Mais pour une organisation syndicale de Total, la formulation de la direction générale est hypocrite. « Si elle n’interdit rien, elle incite les managers à désobéir aux recommandations de l’Etat en imposant la règle de deux jours de travail en présentiel», estime le syndicat dans un communiqué adressé aux salariés lundi. Selon lui, « Total n’œuvre pas pour empêcher la propagation du virus à la hauteur de ses moyens. Son positionnement sur le télétravail est une posture politique de principe et non de santé publique nationale», sur fond de mesure des performances, d’objectifs chiffrés et de culture du présentéisme.
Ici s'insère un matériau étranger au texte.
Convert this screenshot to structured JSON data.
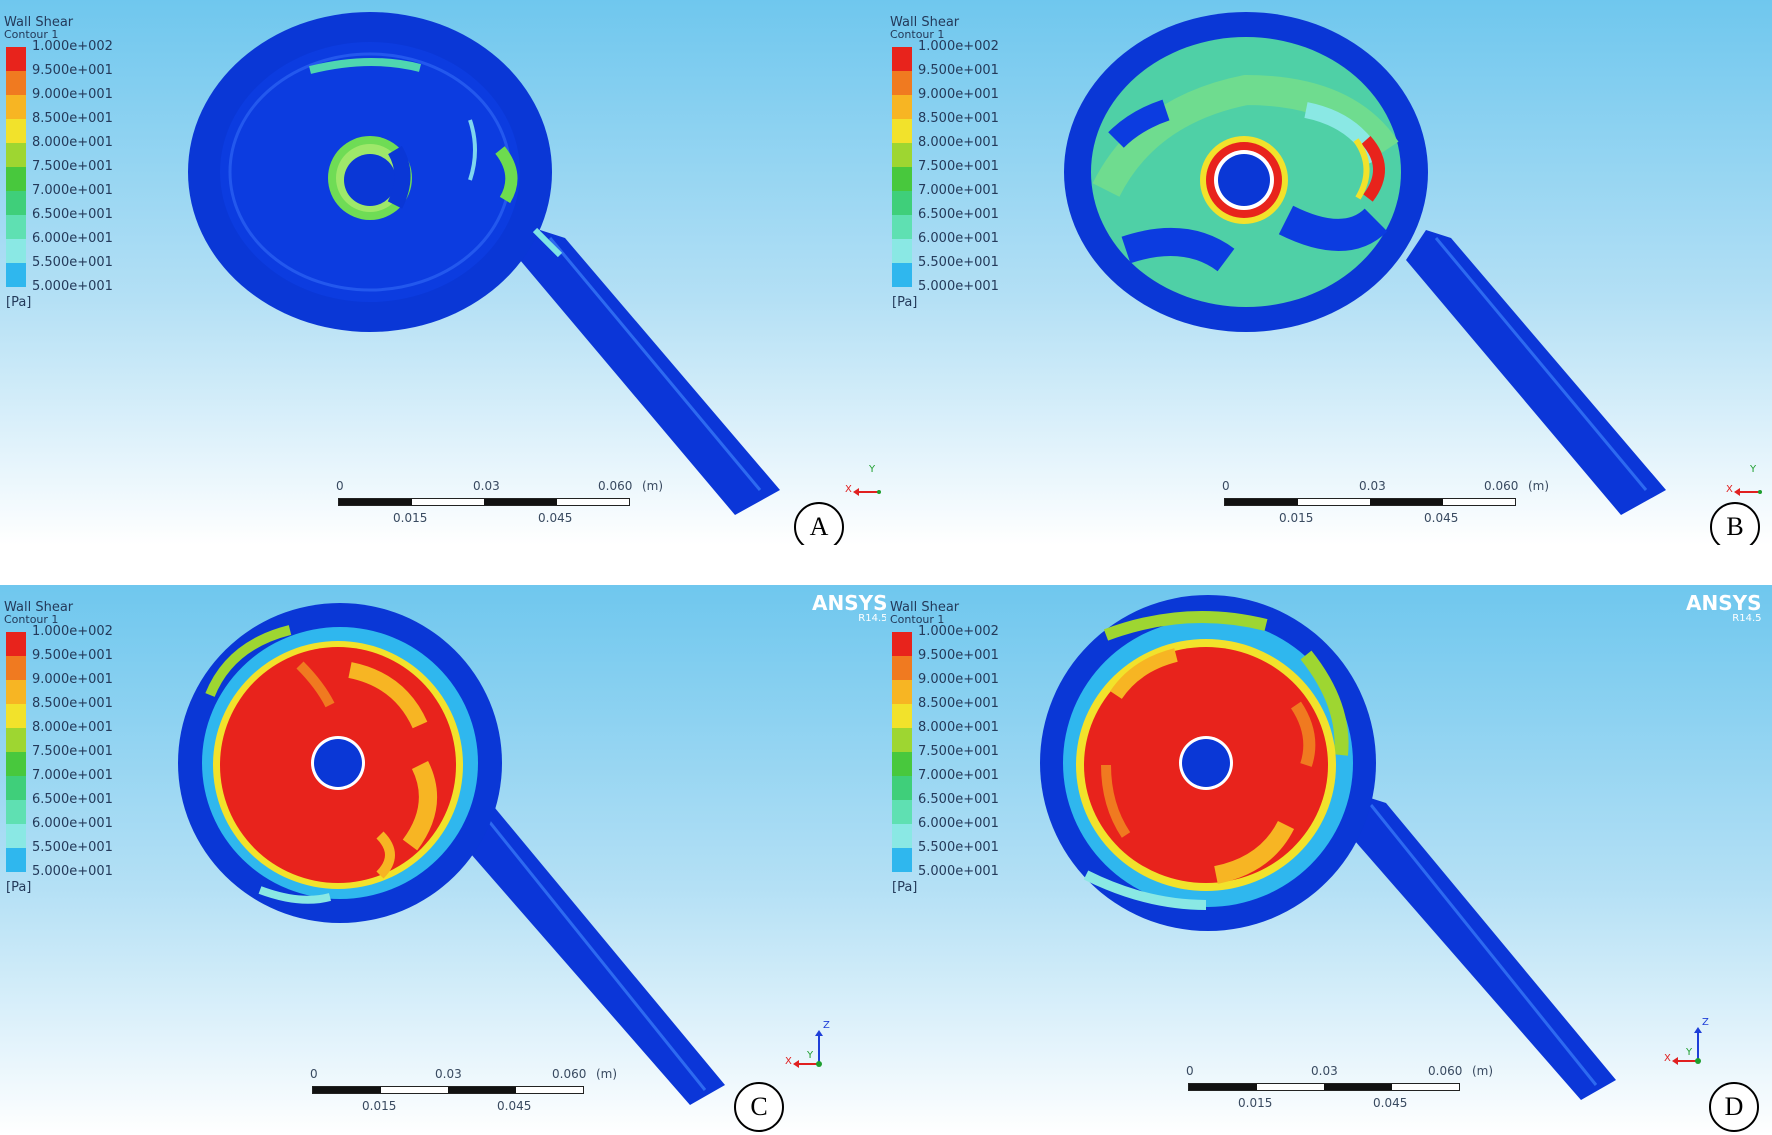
{
  "legend": {
    "title": "Wall Shear",
    "subtitle": "Contour 1",
    "unit": "[Pa]",
    "ticks": [
      "1.000e+002",
      "9.500e+001",
      "9.000e+001",
      "8.500e+001",
      "8.000e+001",
      "7.500e+001",
      "7.000e+001",
      "6.500e+001",
      "6.000e+001",
      "5.500e+001",
      "5.000e+001"
    ],
    "colors": [
      "#e8231c",
      "#f07a20",
      "#f7b523",
      "#f2e22b",
      "#9ed631",
      "#48c83d",
      "#3fcf7a",
      "#5fe0b2",
      "#8ae8e4",
      "#2fb7ee"
    ]
  },
  "scale_bar": {
    "top_labels": [
      "0",
      "0.03",
      "0.060",
      "(m)"
    ],
    "bottom_labels": [
      "0.015",
      "0.045"
    ]
  },
  "triad": {
    "x": "X",
    "y": "Y",
    "z": "Z"
  },
  "watermark": {
    "name": "ANSYS",
    "version": "R14.5"
  },
  "panels": [
    {
      "label": "A",
      "show_ansys": false,
      "show_z": false
    },
    {
      "label": "B",
      "show_ansys": false,
      "show_z": false
    },
    {
      "label": "C",
      "show_ansys": true,
      "show_z": true
    },
    {
      "label": "D",
      "show_ansys": true,
      "show_z": true
    }
  ]
}
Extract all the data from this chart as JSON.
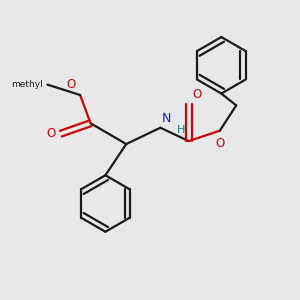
{
  "bg_color": "#e8e8e8",
  "bond_color": "#1a1a1a",
  "oxygen_color": "#cc0000",
  "nitrogen_color": "#1a1acc",
  "hydrogen_color": "#008080",
  "line_width": 1.6,
  "fig_size": [
    3.0,
    3.0
  ],
  "dpi": 100,
  "methyl_label": "methyl",
  "N_label": "N",
  "H_label": "H",
  "O_labels": [
    "O",
    "O",
    "O",
    "O"
  ]
}
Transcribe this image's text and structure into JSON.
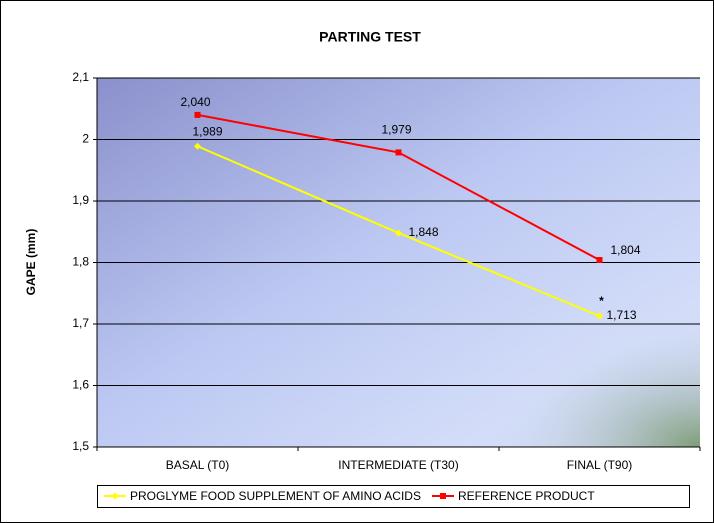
{
  "chart_data": {
    "type": "line",
    "title": "PARTING TEST",
    "ylabel": "GAPE (mm)",
    "categories": [
      "BASAL (T0)",
      "INTERMEDIATE (T30)",
      "FINAL (T90)"
    ],
    "series": [
      {
        "name": "PROGLYME FOOD SUPPLEMENT OF AMINO ACIDS",
        "color": "#ffff00",
        "marker": "diamond",
        "values": [
          1.989,
          1.848,
          1.713
        ],
        "value_labels": [
          "1,989",
          "1,848",
          "1,713"
        ]
      },
      {
        "name": "REFERENCE PRODUCT",
        "color": "#ff0000",
        "marker": "square",
        "values": [
          2.04,
          1.979,
          1.804
        ],
        "value_labels": [
          "2,040",
          "1,979",
          "1,804"
        ]
      }
    ],
    "annotation": "*",
    "ylim": [
      1.5,
      2.1
    ],
    "yticks": [
      {
        "value": 1.5,
        "label": "1,5"
      },
      {
        "value": 1.6,
        "label": "1,6"
      },
      {
        "value": 1.7,
        "label": "1,7"
      },
      {
        "value": 1.8,
        "label": "1,8"
      },
      {
        "value": 1.9,
        "label": "1,9"
      },
      2,
      {
        "value": 2.1,
        "label": "2,1"
      }
    ],
    "grid": true,
    "legend": "bottom"
  }
}
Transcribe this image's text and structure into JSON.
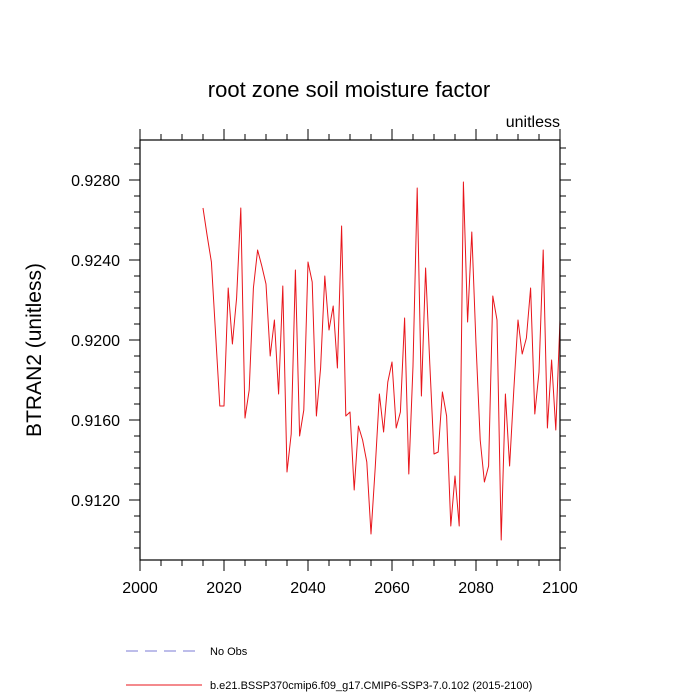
{
  "chart_data": {
    "type": "line",
    "title": "root zone soil moisture factor",
    "units_label": "unitless",
    "xlabel": "",
    "ylabel": "BTRAN2  (unitless)",
    "xlim": [
      2000,
      2100
    ],
    "ylim": [
      0.909,
      0.93
    ],
    "x_ticks": [
      2000,
      2020,
      2040,
      2060,
      2080,
      2100
    ],
    "x_tick_labels": [
      "2000",
      "2020",
      "2040",
      "2060",
      "2080",
      "2100"
    ],
    "y_ticks": [
      0.912,
      0.916,
      0.92,
      0.924,
      0.928
    ],
    "y_tick_labels": [
      "0.9120",
      "0.9160",
      "0.9200",
      "0.9240",
      "0.9280"
    ],
    "x_minor_step": 5,
    "y_minor_step": 0.0008,
    "grid": false,
    "legend_position": "bottom-left below plot",
    "series": [
      {
        "name": "b.e21.BSSP370cmip6.f09_g17.CMIP6-SSP3-7.0.102 (2015-2100)",
        "color": "#e8151b",
        "style": "solid",
        "x": [
          2015,
          2016,
          2017,
          2018,
          2019,
          2020,
          2021,
          2022,
          2023,
          2024,
          2025,
          2026,
          2027,
          2028,
          2029,
          2030,
          2031,
          2032,
          2033,
          2034,
          2035,
          2036,
          2037,
          2038,
          2039,
          2040,
          2041,
          2042,
          2043,
          2044,
          2045,
          2046,
          2047,
          2048,
          2049,
          2050,
          2051,
          2052,
          2053,
          2054,
          2055,
          2056,
          2057,
          2058,
          2059,
          2060,
          2061,
          2062,
          2063,
          2064,
          2065,
          2066,
          2067,
          2068,
          2069,
          2070,
          2071,
          2072,
          2073,
          2074,
          2075,
          2076,
          2077,
          2078,
          2079,
          2080,
          2081,
          2082,
          2083,
          2084,
          2085,
          2086,
          2087,
          2088,
          2089,
          2090,
          2091,
          2092,
          2093,
          2094,
          2095,
          2096,
          2097,
          2098,
          2099,
          2100
        ],
        "y": [
          0.9266,
          0.9252,
          0.9239,
          0.9203,
          0.9167,
          0.9167,
          0.9226,
          0.9198,
          0.9221,
          0.9266,
          0.9161,
          0.9175,
          0.9226,
          0.9245,
          0.9237,
          0.9228,
          0.9192,
          0.921,
          0.9173,
          0.9227,
          0.9134,
          0.9153,
          0.9235,
          0.9152,
          0.9165,
          0.9239,
          0.9229,
          0.9162,
          0.9186,
          0.9232,
          0.9205,
          0.9217,
          0.9186,
          0.9257,
          0.9162,
          0.9164,
          0.9125,
          0.9157,
          0.915,
          0.9139,
          0.9103,
          0.9136,
          0.9173,
          0.9154,
          0.9179,
          0.9189,
          0.9156,
          0.9164,
          0.9211,
          0.9133,
          0.9187,
          0.9276,
          0.9172,
          0.9236,
          0.9188,
          0.9143,
          0.9144,
          0.9174,
          0.9162,
          0.9107,
          0.9132,
          0.9107,
          0.9279,
          0.9209,
          0.9254,
          0.9198,
          0.915,
          0.9129,
          0.9137,
          0.9222,
          0.921,
          0.91,
          0.9173,
          0.9137,
          0.9175,
          0.921,
          0.9193,
          0.9201,
          0.9226,
          0.9163,
          0.9184,
          0.9245,
          0.9156,
          0.919,
          0.9155,
          0.921
        ]
      }
    ],
    "legend": [
      {
        "name": "No Obs",
        "color": "#7b7bd6",
        "style": "dashed"
      },
      {
        "name": "b.e21.BSSP370cmip6.f09_g17.CMIP6-SSP3-7.0.102 (2015-2100)",
        "color": "#e8151b",
        "style": "solid"
      }
    ]
  }
}
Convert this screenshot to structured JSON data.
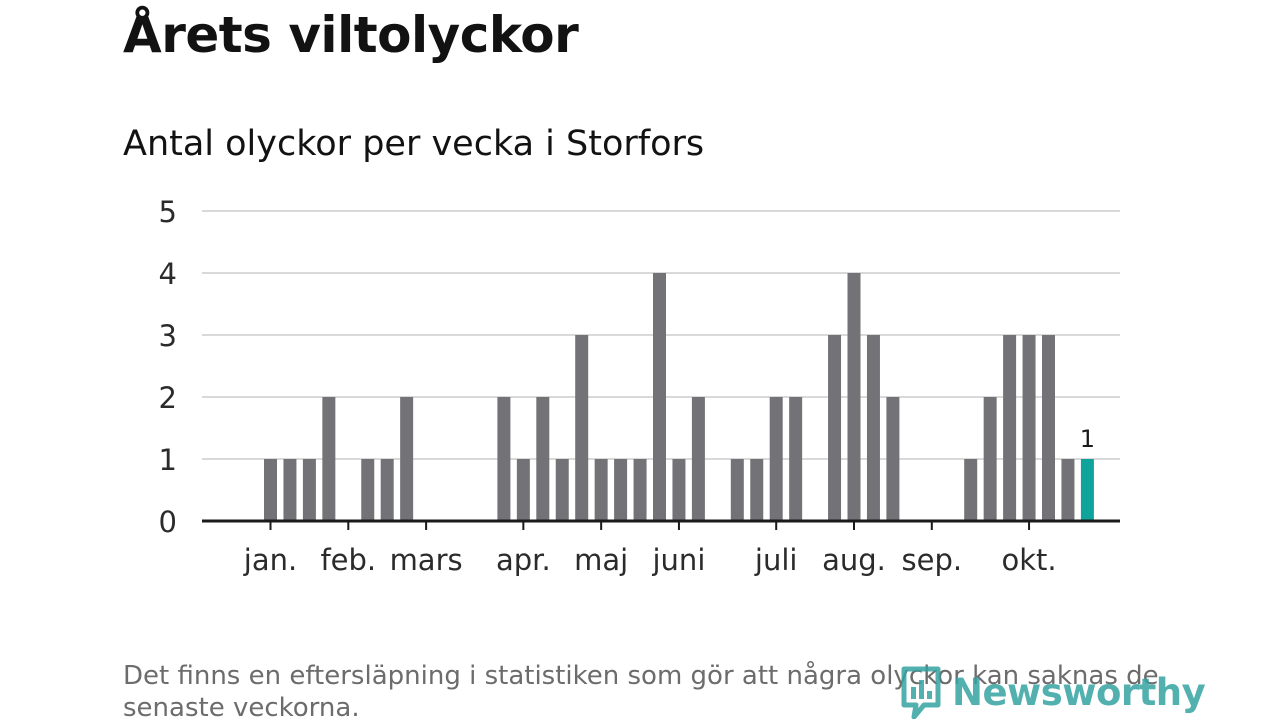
{
  "header": {
    "title": "Årets viltolyckor",
    "subtitle": "Antal olyckor per vecka i Storfors"
  },
  "footer": {
    "note_line1": "Det finns en eftersläpning i statistiken som gör att några olyckor kan saknas de",
    "note_line2": "senaste veckorna.",
    "brand": "Newsworthy"
  },
  "colors": {
    "bar": "#737276",
    "highlight": "#0ea39b",
    "grid": "#d9d9d9",
    "axis": "#1a1a1a",
    "brand": "#34a3a2"
  },
  "chart_data": {
    "type": "bar",
    "title": "Antal olyckor per vecka i Storfors",
    "xlabel": "",
    "ylabel": "",
    "ylim": [
      0,
      5
    ],
    "yticks": [
      0,
      1,
      2,
      3,
      4,
      5
    ],
    "grid": true,
    "weeks": [
      1,
      2,
      3,
      4,
      5,
      6,
      7,
      8,
      9,
      10,
      11,
      12,
      13,
      14,
      15,
      16,
      17,
      18,
      19,
      20,
      21,
      22,
      23,
      24,
      25,
      26,
      27,
      28,
      29,
      30,
      31,
      32,
      33,
      34,
      35,
      36,
      37,
      38,
      39,
      40,
      41,
      42,
      43,
      44
    ],
    "values": [
      0,
      0,
      1,
      1,
      1,
      2,
      0,
      1,
      1,
      2,
      0,
      0,
      0,
      0,
      2,
      1,
      2,
      1,
      3,
      1,
      1,
      1,
      4,
      1,
      2,
      0,
      1,
      1,
      2,
      2,
      0,
      3,
      4,
      3,
      2,
      0,
      0,
      0,
      1,
      2,
      3,
      3,
      3,
      1
    ],
    "highlight": {
      "week": 45,
      "value": 1,
      "label": "1"
    },
    "month_labels": [
      {
        "label": "jan.",
        "week": 3
      },
      {
        "label": "feb.",
        "week": 7
      },
      {
        "label": "mars",
        "week": 11
      },
      {
        "label": "apr.",
        "week": 16
      },
      {
        "label": "maj",
        "week": 20
      },
      {
        "label": "juni",
        "week": 24
      },
      {
        "label": "juli",
        "week": 29
      },
      {
        "label": "aug.",
        "week": 33
      },
      {
        "label": "sep.",
        "week": 37
      },
      {
        "label": "okt.",
        "week": 42
      }
    ]
  }
}
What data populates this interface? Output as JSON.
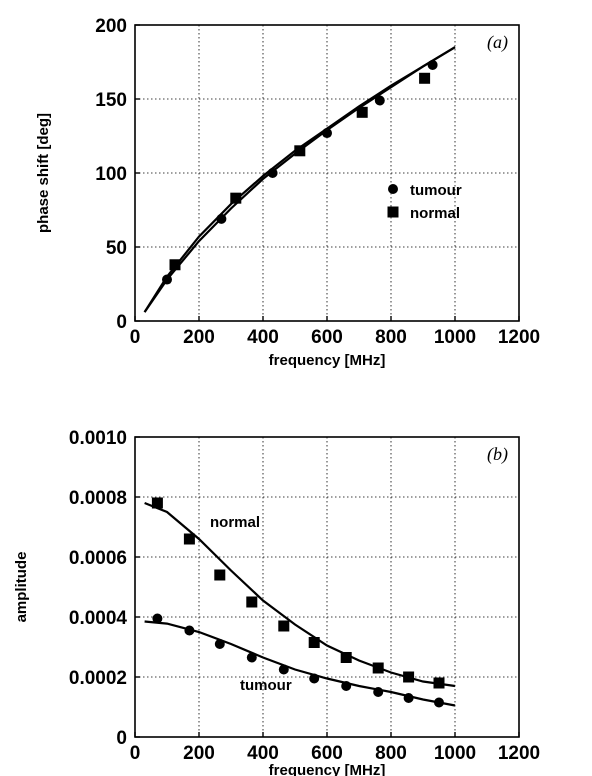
{
  "chart_data": [
    {
      "type": "scatter",
      "panel_label": "(a)",
      "xlabel": "frequency  [MHz]",
      "ylabel": "phase shift  [deg]",
      "xlim": [
        0,
        1200
      ],
      "ylim": [
        0,
        200
      ],
      "xticks": [
        0,
        200,
        400,
        600,
        800,
        1000,
        1200
      ],
      "yticks": [
        0,
        50,
        100,
        150,
        200
      ],
      "ytick_labels": [
        "0",
        "50",
        "100",
        "150",
        "200"
      ],
      "grid": true,
      "legend_position": "center-right",
      "series": [
        {
          "name": "tumour",
          "marker": "circle",
          "x": [
            100,
            270,
            430,
            600,
            765,
            930
          ],
          "y": [
            28,
            69,
            100,
            127,
            149,
            173
          ]
        },
        {
          "name": "normal",
          "marker": "square",
          "x": [
            125,
            315,
            515,
            710,
            905
          ],
          "y": [
            38,
            83,
            115,
            141,
            164
          ]
        }
      ],
      "fits": [
        {
          "x": [
            30,
            100,
            200,
            300,
            400,
            500,
            600,
            700,
            800,
            900,
            1000
          ],
          "y": [
            6,
            28,
            54,
            76,
            96,
            113,
            129,
            144,
            158,
            172,
            185
          ]
        },
        {
          "x": [
            30,
            100,
            200,
            300,
            400,
            500,
            600,
            700,
            800,
            900,
            1000
          ],
          "y": [
            6,
            30,
            57,
            79,
            98,
            115,
            130,
            145,
            159,
            172,
            185
          ]
        }
      ]
    },
    {
      "type": "scatter",
      "panel_label": "(b)",
      "xlabel": "frequency  [MHz]",
      "ylabel": "amplitude",
      "xlim": [
        0,
        1200
      ],
      "ylim": [
        0,
        0.001
      ],
      "xticks": [
        0,
        200,
        400,
        600,
        800,
        1000,
        1200
      ],
      "yticks": [
        0,
        0.0002,
        0.0004,
        0.0006,
        0.0008,
        0.001
      ],
      "ytick_labels": [
        "0",
        "0.0002",
        "0.0004",
        "0.0006",
        "0.0008",
        "0.0010"
      ],
      "grid": true,
      "series": [
        {
          "name": "normal",
          "marker": "square",
          "x": [
            70,
            170,
            265,
            365,
            465,
            560,
            660,
            760,
            855,
            950
          ],
          "y": [
            0.00078,
            0.00066,
            0.00054,
            0.00045,
            0.00037,
            0.000315,
            0.000265,
            0.00023,
            0.0002,
            0.00018
          ]
        },
        {
          "name": "tumour",
          "marker": "circle",
          "x": [
            70,
            170,
            265,
            365,
            465,
            560,
            660,
            760,
            855,
            950
          ],
          "y": [
            0.000395,
            0.000355,
            0.00031,
            0.000265,
            0.000225,
            0.000195,
            0.00017,
            0.00015,
            0.00013,
            0.000115
          ]
        }
      ],
      "fits": [
        {
          "label": "normal",
          "x": [
            30,
            100,
            200,
            300,
            400,
            500,
            600,
            700,
            800,
            900,
            1000
          ],
          "y": [
            0.00078,
            0.00075,
            0.00066,
            0.000555,
            0.000455,
            0.000375,
            0.000305,
            0.000255,
            0.000215,
            0.000185,
            0.00017
          ]
        },
        {
          "label": "tumour",
          "x": [
            30,
            100,
            200,
            300,
            400,
            500,
            600,
            700,
            800,
            900,
            1000
          ],
          "y": [
            0.000385,
            0.000378,
            0.00035,
            0.00031,
            0.000265,
            0.000225,
            0.000195,
            0.00017,
            0.00015,
            0.000125,
            0.000105
          ]
        }
      ]
    }
  ]
}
« Aujourd’hui, ce ne sont pas des salariés en demande qui viennent à la tour, ce sont des salariés contraints», ajoute Geoffrey Caillon. Qui s’amuse de l’appel lancé par Elisabeth Borne aux salariés à saisir l’inspection du travail si leur employeur n’applique pas la règle du télétravail maximal  : « Jamais l’inspection du travail n’ira se frotter à Total !» Le ministère le fera-t-il, à l’encontre d’une des plus grosses capitalisations du CAC40 ? En tout cas, il pourrait être contraint à une exégèse de son protocole afin de trancher les différentes interprétations qu’il semble permettre.

 

Mise à jour du mardi 3 novembre à 22h10 : Total a indiqué aux Echos qu’il allait mettre à jour sa note « très prochainement», afin de proposer,  « sur la base du volontariat», la possibilité à ses salariés dont l’activité le nécessite ou « dans un souci de préserver le lien social» de se rendre au bureau deux jours dans la semaine.